Sezay Koçak Özahi'nin kardeşi Neveser Özyalçın, olay günü birlikte oldukları ablasında hiçbir anormallik görmediklerini kaydetti. Ablasının çok neşeli olduğunu ve olayı en son kendilerinin öğrendiklerini belirten Özyalçın, bu olaya artık herkesin cinayet gözüyle baktığını dile getirerek, "Biz hiçbir zaman olaya intihar gözüyle bakmadık. Artık yetkililer de öyle bakmamaya başladı. Olay gecesi birlikteydik. Bizim yanımızdan kalktıktan sonra bu olay meydana geldi. O akşam beraber yemek yedik. Her zamanki eğlenceli Sezay ile birlikte eğlenip güldük. Sonra da ayrıldık. Birkaç saat sonra babam Sezay'a ulaşamadığını söyledi. Aynı gün çocukları da kendisine ulaşamamış. Oğlu, annemi arayıp sormuş. 'Annem babamın telefonunda çok kötü şeyler yakaladı. Ben de sizin eve geldi zannettim' demiş. Kimse o gece ulaşamayınca ben tekrar tekrar aradım ama açmadı. Sonrasında mesaj attım. Mesajım gider gitmez görüldü işareti geldi. Mesajdan sonra eniştemin kardeşi E.Ö. beni aradı ve Sezay'ın hastanede olduğunu söyledi'' dedi. Eniştesinin olay anında ve hastanede sakin tavırlar sergilediğini söyleyen Neveser Özyalçın, eşi ölen bir insanın bu kadar sakin olmasına anlam veremediğini kaydetti.

"Ablamın telefonu olaydan sonra kullanıldı"

Neveser Özyalçın, ablası Sezay'ın telefonunda konuyu aydınlatabilecek bazı ses kayıtlarının olduğunu ileri sürdü. Olaydan sonra telefonu istediğini ancak kendisine verilmediğini ifade eden Özyalçın, ablasının vefat etmesinden 4 gün sonra bile telefona gönderdikleri mesajların okunduğunu söyledi.

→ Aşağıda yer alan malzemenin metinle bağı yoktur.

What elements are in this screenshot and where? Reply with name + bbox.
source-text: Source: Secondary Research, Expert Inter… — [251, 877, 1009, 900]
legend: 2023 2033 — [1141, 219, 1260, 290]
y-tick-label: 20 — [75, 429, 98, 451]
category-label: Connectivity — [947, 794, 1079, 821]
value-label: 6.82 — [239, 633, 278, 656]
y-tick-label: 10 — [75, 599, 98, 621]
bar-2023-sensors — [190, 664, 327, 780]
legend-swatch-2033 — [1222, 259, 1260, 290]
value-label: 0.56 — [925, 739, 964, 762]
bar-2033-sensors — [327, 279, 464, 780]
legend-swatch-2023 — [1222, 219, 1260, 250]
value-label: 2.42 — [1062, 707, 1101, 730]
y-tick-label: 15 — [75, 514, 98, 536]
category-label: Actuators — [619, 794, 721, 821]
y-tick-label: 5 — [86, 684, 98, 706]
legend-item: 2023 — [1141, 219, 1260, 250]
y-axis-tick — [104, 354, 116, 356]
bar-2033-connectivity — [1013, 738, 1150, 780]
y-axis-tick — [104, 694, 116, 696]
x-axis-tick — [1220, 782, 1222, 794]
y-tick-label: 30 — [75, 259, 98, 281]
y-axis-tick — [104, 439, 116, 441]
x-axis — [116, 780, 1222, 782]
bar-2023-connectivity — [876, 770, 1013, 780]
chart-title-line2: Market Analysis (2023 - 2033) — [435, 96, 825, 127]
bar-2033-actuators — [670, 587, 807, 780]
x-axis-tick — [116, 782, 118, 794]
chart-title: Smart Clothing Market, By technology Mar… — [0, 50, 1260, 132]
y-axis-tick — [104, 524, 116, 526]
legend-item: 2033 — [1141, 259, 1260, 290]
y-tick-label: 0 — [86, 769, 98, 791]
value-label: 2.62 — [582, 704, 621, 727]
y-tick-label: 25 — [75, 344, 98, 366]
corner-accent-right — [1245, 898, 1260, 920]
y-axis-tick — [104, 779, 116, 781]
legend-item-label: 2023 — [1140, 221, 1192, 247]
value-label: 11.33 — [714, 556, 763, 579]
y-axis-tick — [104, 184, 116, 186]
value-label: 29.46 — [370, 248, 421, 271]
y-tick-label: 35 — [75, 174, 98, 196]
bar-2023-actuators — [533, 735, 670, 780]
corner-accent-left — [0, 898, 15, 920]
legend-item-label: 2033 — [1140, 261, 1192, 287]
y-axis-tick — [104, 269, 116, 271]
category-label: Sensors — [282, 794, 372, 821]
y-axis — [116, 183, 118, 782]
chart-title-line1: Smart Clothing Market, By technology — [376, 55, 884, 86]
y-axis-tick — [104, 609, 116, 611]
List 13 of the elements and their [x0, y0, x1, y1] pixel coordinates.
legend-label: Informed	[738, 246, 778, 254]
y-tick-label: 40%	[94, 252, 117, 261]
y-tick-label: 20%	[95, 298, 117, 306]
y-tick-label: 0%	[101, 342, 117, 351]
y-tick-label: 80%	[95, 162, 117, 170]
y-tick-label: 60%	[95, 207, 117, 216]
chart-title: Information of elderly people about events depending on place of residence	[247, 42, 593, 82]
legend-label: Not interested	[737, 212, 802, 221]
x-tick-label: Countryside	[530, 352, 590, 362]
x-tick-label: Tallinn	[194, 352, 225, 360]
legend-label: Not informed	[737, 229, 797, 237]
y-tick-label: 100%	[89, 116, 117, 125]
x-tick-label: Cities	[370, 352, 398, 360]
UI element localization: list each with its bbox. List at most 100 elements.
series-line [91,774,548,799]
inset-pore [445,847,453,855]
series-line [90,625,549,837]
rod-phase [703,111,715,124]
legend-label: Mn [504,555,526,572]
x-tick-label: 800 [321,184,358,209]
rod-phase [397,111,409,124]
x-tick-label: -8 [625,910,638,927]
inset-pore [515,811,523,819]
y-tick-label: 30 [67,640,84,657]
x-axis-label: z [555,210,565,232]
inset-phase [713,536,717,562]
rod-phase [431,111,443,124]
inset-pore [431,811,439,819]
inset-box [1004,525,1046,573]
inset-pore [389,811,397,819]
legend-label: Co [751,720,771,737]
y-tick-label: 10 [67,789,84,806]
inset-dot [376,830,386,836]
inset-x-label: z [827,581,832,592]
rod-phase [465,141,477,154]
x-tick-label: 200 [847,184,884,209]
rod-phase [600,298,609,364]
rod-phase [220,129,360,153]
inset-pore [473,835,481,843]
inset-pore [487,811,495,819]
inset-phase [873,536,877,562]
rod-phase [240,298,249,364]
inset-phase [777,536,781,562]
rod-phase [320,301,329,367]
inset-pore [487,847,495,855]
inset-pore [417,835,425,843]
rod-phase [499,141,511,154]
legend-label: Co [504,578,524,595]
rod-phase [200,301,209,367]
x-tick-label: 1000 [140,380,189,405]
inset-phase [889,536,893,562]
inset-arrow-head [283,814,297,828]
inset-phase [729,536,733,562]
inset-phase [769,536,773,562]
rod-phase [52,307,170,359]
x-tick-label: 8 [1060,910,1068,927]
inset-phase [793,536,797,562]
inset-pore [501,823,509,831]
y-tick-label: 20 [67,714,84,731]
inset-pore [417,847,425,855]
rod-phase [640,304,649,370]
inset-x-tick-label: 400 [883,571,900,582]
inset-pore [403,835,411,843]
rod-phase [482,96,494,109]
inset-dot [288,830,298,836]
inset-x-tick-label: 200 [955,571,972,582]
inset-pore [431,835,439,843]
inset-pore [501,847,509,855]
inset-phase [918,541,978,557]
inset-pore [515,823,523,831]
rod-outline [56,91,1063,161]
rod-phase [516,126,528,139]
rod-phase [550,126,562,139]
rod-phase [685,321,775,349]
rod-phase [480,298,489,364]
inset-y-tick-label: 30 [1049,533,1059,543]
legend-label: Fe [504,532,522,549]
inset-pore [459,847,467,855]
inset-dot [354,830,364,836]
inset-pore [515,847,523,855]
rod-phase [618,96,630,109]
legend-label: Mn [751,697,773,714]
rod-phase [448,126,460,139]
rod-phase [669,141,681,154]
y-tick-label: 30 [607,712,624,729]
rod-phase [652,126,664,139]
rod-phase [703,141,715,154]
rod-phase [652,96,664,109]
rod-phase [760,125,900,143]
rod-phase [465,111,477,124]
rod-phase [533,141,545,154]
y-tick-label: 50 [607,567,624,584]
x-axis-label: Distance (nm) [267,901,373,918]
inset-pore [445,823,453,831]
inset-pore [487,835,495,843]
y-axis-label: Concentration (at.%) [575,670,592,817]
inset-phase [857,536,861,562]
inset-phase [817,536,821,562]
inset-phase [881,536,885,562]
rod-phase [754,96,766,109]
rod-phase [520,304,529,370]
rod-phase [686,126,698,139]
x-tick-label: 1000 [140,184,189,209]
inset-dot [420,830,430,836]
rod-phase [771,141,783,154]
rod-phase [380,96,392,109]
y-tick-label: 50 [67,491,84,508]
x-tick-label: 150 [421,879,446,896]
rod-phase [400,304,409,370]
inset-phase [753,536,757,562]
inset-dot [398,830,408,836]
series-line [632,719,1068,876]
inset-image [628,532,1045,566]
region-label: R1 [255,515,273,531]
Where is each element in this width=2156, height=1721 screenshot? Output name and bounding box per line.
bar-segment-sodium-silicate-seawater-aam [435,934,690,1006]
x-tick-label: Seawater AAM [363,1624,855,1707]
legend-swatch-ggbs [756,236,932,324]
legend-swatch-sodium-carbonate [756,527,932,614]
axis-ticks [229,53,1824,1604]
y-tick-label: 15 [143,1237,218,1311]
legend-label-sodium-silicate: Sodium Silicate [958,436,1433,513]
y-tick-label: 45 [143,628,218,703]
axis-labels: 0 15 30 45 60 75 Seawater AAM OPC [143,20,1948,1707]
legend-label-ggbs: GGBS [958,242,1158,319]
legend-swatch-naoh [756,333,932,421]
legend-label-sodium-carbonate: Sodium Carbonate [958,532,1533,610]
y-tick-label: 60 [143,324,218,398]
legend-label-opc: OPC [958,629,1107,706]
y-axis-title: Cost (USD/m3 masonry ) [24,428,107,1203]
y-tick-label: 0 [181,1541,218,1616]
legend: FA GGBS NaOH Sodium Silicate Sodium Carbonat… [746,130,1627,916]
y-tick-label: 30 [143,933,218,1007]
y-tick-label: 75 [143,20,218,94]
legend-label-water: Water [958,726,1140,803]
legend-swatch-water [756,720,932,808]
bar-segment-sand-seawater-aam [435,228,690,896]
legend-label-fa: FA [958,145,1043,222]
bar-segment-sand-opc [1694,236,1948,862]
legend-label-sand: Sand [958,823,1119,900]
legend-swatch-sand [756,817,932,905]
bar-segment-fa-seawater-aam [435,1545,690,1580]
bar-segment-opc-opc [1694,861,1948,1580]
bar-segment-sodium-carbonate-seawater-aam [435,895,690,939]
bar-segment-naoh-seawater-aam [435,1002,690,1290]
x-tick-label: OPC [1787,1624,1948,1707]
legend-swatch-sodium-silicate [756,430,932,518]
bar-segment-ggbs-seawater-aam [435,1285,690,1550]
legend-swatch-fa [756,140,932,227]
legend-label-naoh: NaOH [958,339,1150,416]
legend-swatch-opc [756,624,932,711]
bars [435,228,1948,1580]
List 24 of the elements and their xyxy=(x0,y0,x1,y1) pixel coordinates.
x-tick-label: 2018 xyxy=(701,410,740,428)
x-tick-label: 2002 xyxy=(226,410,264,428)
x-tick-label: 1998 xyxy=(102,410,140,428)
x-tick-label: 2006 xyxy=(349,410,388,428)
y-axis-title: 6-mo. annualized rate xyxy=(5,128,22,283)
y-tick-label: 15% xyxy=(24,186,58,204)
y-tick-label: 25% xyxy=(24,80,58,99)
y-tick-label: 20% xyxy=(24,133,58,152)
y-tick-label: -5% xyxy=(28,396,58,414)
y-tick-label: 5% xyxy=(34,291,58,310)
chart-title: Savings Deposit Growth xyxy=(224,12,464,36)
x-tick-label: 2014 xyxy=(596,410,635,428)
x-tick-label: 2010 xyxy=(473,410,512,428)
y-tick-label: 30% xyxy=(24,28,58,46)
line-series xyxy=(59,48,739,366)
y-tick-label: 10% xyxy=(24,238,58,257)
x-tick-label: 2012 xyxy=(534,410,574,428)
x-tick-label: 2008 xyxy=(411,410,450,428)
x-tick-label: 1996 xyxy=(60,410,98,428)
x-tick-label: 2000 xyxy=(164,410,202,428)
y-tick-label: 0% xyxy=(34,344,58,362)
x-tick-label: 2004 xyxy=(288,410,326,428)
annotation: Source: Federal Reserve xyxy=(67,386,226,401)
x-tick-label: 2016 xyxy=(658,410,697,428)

Savcılığın telefonu olaydan 10 gün sonra aldığını belirten Özyalçın, ''Olaydan sonra telefonu ben istedim. Biliyordum içinde ses kayıtları olduğunu. Eniştemin kardeşinden telefonu istediğimde bana bilmediğini söyledi. Ancak bu sürede mesajlarda ve sosyal medyada hep görüldü işareti var. Telefon kullanılıyordu. Ablam vefat ettikten 4 gün sonra da telefon kullanılıyordu. Ablamın telefonu şirket telefonuydu. İş yeri istediğinde savcılığın telefonu aldığını söylemişler. Ancak bizim dilekçemiz üzerine olaydan 10 gün sonra telefon alındı. Canımız çok acıyor. Şüpheli şahsın dışarıda olması bizi yaralıyor. Hala bir tutuklama yok. Tutuklu olsaydı bir takım şeyler daha hızlı gelişecekti belki. Biz bu olayın tamamen aydınlatılmasını istiyoruz'' diye konuştu.